Штейн был в то время очень молодым человеком, едва двадцати шести лет от роду. Но не было немецкого писателя, от которого ожидали бы большего, чем от него. В 1878 году он опубликовал небольшой том под названием «Идеалы материализма, лирическая философия». Фридрих Ницше познакомился с автором, в чьем эссе он распознал исследование, аналогичное своему собственному. Он думал, что нашел родственную душу, товарища по своему делу; но эта надежда обманула его. Фройляйн фон Мейзенбуг гордилась тем, что привела Генриха фон Штейна под влияние Вагнера. Ее недостатком было всегда быть более доброжелательной, чем дальновидной. Благодаря ее стараниям дом Вагнера был открыт для Штейна, как был открыт десятью годами ранее для Ницше, и там Штейн жил, несмотря на предупреждение Ницше: «Вы восхищаетесь Вагнером, и правильно делаете — при условии, что ваше восхищение не продлится долго». Вагнер говорил, а Штейн, который не мог ни освободиться от влияния мастера, ни противостоять ему, слушал. Его интеллектуальный поиск, который до сих пор был беспокойным, но плодотворным, теперь подошел к концу. Он закрыл свои записные книжки; он был покорен человеком, слишком великим для него, поглощен и высушен.

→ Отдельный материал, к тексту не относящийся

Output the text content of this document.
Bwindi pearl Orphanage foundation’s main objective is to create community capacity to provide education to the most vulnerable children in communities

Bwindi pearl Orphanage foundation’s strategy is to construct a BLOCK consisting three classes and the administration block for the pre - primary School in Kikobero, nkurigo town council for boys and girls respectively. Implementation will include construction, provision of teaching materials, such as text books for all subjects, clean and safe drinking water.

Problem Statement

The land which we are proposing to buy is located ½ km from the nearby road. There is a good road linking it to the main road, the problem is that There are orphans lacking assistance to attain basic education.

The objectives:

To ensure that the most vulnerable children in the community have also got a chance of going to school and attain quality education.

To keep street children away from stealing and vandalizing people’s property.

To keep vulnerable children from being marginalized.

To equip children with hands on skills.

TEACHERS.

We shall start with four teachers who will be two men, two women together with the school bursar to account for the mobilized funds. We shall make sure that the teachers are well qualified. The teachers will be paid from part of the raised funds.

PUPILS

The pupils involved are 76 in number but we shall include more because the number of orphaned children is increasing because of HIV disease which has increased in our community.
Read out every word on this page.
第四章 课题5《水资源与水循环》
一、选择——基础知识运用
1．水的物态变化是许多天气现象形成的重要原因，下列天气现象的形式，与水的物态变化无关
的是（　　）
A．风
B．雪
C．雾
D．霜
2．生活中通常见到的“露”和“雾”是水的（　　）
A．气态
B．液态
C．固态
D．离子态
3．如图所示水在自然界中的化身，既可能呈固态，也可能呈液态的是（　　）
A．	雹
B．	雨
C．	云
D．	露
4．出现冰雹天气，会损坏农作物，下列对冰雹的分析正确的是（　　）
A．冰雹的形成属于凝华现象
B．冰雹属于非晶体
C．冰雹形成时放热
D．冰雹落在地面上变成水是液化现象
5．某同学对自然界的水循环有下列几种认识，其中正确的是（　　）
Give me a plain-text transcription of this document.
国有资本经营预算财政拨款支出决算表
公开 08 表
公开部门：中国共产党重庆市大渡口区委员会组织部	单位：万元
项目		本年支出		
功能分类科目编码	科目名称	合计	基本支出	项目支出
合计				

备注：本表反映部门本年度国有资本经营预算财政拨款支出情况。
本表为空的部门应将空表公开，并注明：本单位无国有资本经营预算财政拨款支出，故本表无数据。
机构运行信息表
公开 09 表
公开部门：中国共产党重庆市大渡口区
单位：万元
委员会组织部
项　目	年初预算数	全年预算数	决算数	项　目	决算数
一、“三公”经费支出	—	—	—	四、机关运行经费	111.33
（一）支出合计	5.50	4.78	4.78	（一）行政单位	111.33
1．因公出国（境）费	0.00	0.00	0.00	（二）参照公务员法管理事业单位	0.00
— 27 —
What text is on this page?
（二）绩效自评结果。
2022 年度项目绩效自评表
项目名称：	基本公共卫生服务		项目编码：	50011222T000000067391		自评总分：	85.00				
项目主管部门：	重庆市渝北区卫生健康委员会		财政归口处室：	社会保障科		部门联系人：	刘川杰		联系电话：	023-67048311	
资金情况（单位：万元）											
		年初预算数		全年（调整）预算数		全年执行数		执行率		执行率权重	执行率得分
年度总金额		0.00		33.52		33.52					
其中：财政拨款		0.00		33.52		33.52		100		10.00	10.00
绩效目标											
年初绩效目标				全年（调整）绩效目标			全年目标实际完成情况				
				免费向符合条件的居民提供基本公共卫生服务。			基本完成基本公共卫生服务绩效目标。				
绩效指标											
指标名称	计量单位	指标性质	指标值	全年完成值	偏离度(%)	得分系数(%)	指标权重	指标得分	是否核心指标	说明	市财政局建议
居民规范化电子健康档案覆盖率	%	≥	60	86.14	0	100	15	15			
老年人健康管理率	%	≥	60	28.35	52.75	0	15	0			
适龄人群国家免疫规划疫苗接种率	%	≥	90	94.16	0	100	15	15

Работы, которые он опубликовал — он умер в тридцать лет, — умеренны и остры, но им не хватает одного качества, именно того, которое придает высокую ценность его первым эссе — дерзости, смелости, очарования зарождающейся мысли, плохо выраженной, но интенсивной.

Ницше продолжал интересоваться Штейном и присматривал за работой и дружескими связями молодого человека. «Генрих фон Штейн, — писал он в июле госпоже Овербек, — в настоящее время обожатель фройляйн Саломе. Мой преемник в этом занятии, как и во многом другом». Опасность, которой подвергался Штейн, вызывала у него большое беспокойство. Штейн, однако, читал и ценил его книги, чему Ницше радовался.

Он был странно взволнован, получив письмо, ибо Штейн, казалось, понял «Так говорил Заратустра», и, возможно, жажда свободы была объяснением его визита. Штейн возместил бы ему всех друзей, которых он потерял; и какая месть, более того, если бы он покорил этого ученика Вагнера, этого философа из Байройта! Он поспешно отправил приветствие, подписанное «Отшельник из Зильс-Марии».

Существует возможное толкование действий Штейна, которое никогда не приходило в голову Ницше.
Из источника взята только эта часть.